Moreover, thanks to conservation of angular momentum, reducing the moon’s diameter would also speed up its rotation, so that its “day” would shorten from 29.5 Earth days to a more hospitable 4.92 days. Indeed, Conrad immediately suggested crushing just a wee bit less, so that the day would work out to exactly 5.00 Earth days, or 120 hours. He’d had his fill of goofy clocks and calendars on Sorrow, and the decrease in surface gravity that would result—a mere 0.02 gee, according to Bruno’s office wall—would inconvenience no one.
“An excellent suggestion,” the king said, with approval and relief in his voice. “I see we’re in good hands. In any case, the way is paved for such an endeavor by the engineering of large planettes, by the terraforming of Mars and Venus, and of Sorrow and Gammon and Pup. And in truth a squozen moon is more suitable than those colony worlds in a variety of ways. Locked tight against their red-dwarf stars, those three are metal-poor and radiation-rich, and their days are very long.

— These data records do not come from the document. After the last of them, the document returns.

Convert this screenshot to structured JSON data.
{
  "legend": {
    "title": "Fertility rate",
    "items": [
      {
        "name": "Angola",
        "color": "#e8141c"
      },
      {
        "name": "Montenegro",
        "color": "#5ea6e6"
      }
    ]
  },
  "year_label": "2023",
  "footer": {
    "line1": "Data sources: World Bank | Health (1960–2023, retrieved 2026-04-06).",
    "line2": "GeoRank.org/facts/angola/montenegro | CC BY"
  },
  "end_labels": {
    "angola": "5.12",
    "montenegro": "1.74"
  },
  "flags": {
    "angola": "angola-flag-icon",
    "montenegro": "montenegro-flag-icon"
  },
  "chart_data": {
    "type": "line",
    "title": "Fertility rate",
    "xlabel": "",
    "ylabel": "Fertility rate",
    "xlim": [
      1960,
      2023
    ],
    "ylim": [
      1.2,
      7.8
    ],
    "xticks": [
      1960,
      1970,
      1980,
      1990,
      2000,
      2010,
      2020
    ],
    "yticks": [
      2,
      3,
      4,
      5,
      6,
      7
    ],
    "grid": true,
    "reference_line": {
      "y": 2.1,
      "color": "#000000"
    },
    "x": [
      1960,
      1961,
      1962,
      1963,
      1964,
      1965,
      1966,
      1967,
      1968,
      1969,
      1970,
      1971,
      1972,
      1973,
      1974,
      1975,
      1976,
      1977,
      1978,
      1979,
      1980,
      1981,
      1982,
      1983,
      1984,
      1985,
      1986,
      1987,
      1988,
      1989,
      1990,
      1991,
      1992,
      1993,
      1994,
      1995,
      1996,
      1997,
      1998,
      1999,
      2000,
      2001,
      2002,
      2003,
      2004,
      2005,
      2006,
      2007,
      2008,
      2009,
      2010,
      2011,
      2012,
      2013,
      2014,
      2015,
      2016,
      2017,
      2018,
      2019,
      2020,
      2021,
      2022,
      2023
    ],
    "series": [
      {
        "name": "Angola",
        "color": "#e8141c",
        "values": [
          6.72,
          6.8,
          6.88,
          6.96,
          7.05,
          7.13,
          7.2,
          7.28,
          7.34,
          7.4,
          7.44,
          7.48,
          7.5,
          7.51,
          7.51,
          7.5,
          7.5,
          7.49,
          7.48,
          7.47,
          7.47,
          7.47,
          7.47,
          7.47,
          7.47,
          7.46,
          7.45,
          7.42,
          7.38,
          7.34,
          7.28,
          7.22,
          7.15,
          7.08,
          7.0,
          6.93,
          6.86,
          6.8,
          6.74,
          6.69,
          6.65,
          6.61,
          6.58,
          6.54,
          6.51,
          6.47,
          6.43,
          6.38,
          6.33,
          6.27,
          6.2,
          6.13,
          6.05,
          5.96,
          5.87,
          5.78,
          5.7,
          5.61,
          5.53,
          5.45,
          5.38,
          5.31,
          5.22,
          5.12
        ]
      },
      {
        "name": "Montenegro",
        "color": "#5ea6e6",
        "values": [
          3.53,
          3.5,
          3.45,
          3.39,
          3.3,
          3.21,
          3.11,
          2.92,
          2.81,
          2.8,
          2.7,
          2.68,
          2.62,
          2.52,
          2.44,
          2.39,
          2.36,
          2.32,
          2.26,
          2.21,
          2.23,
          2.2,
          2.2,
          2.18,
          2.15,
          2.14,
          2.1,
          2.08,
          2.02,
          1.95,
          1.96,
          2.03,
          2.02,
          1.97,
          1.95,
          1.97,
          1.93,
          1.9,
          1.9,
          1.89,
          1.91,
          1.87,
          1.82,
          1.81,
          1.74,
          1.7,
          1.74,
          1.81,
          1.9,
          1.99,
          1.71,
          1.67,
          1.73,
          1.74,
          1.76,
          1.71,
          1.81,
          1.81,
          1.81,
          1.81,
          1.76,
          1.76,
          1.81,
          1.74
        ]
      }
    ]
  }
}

We can do better by design than by astronomical accident. But I forget myself. I don’t have to tell you this, who have seen it all firsthand.”
He was leading Conrad toward the fax gate, and at first Conrad assumed he was being dismissed. Bruno had what he wanted—a leader for this bizarre project—and now he was getting back to his own work. But apparently, the sales pitch wasn’t over quite yet, for the king murmured something to the fax gate and stepped right through it alongside him.
They came out on a warm, windswept mountaintop under a sprawling canopy of stars. This was some kind of scenic overlook at a mountain’s summit: a flat, circular depression lined with a wellstone emulation of the surrounding rock. A winding stone staircase led downward, to a cluster of wellglass buildings ringing the mountain farther down. There were no other peaks in view, and a few hundred meters below the buildings was a layer of cloud that hid the ground, making it impossible to tell how high this mountain was.